The right starting question is not "should we adopt AI sourcing." It is a set of operational diagnostics. The point is not to count check marks. It is to find which of these you can answer with real numbers and which you can only answer in generalities.
- Do you know your 2nd-to-Final conversion rate by role family, measured rather than estimated?
- For candidates who don’t advance from 2nd to Final, do you have a documented reason from the hiring committee — or only a soft no? Soft-no rates above 30% are an evidence problem, not a candidate problem.
- How long does it take from completed 2nd interview to the decision to schedule a final round? If this number has grown by more than a week since 2024, the commitment process has slowed.
- When a hiring committee disagrees about advancing a candidate, what evidence resolves the disagreement? If the answer is "the recruiter’s gut" or "another interview," the evidence layer is too thin.
- What fraction of your shortlists are sourced from passive candidates not in any active applicant pool? If below 50%, you are competing for the same active candidates as every other employer.
- Have you run a structured AI sourcing test on a real open requisition in the last 12 months — or is your current view based on vendor demos?

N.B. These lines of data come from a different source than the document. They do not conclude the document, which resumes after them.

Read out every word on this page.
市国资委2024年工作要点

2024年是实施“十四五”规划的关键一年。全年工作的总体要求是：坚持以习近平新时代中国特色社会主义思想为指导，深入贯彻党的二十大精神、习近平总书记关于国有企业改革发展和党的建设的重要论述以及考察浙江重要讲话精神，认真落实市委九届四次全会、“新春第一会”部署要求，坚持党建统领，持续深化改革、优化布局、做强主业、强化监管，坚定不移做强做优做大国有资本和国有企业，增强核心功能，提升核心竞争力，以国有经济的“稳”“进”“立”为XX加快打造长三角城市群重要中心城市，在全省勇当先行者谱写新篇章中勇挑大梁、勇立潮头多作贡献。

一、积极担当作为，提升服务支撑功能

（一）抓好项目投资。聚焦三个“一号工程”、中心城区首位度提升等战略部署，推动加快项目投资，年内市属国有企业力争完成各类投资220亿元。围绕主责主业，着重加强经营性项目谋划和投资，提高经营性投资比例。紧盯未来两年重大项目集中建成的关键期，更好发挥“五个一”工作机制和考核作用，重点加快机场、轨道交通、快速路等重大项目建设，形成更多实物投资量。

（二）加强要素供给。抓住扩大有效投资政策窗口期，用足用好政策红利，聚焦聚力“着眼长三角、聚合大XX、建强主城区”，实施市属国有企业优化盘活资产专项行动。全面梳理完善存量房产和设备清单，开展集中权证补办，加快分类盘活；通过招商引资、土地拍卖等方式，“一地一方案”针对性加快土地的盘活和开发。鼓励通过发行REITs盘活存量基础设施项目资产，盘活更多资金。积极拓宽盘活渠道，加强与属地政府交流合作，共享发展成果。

- If a peer company announced 2× faster time-to-hire on senior roles tomorrow at the same fee structure, what is your concrete response?
12The honest take.
The Japan corporate hiring market is in a transition that will be obvious in retrospect. The 2nd-to-Final commitment decision has moved up in the average company by enough to compound a 31% reduction in placement throughput from the same starting candidate volume.
The companies that solve the evidence-quality problem at the top of the funnel will compound their hires through this period. The companies that don’t will run the same headcount strategy with materially fewer hires per quarter, and absorb the cost of the difference.
These systems are the worst they will ever be today. The pace of improvement in AI is not linear — invest now to stay ahead of your competition, or fall behind.
This is uncomfortable to read. It is more uncomfortable to act on. Doing nothing is a decision, the same as any other. It just looks more like the present, which makes it feel safer than it is.
13Methodology.
This is the technical backing for the findings above. Included for transparency rather than persuasion.
Dataset
Data covers March 2024 to March 2026 (25 months) across corporate clients in Japan. Published sample for this analysis: 3,852 resumes sent, 1,030 first interviews, 385 second interviews, 165 final interviews, 74 placements. This is a representative slice we share for external scrutiny — the firm’s complete placement record across the full client portfolio is not disclosed. Stage-to-stage progression takes roughly two weeks. For monthly aggregation, we apply a +1 month lag (2nd interviews in month M vs finals in month M+1).
Primary trend test
Mann-Kendall non-parametric test on rolling 6-month 2nd-to-Final conversion rates. Result: z = −2.42, p = 0.015. Chosen because it does not assume normality and is robust to outliers.
Breakpoint analysis
Tested every possible split in the monthly series. Strongest break at July 2025 (before: 52% avg, after: 37% avg, Welch’s t = 1.32, p = 0.20). The breakpoint does not reach p < 0.05 individually, but the overall trend does.
Other stages
All other funnel stages tested with identical methodology. Only 2nd-to-Final shows a significant declining trend. Final-to-Offer shows an improving trend but does not reach significance. Placement distribution is overdispersed (variance/mean = 1.82, well above Poisson expectation of 1.0). Quarterly or longer windows are the minimum reliable forecasting unit.
Caveats
25 months is a modest sample. December 2025 (8 placements) was an unusually strong month. Team capacity changes in late 2025 may partially contribute. The analysis locates the symptom; the AI sourcing thesis above proposes a structural answer to the cause.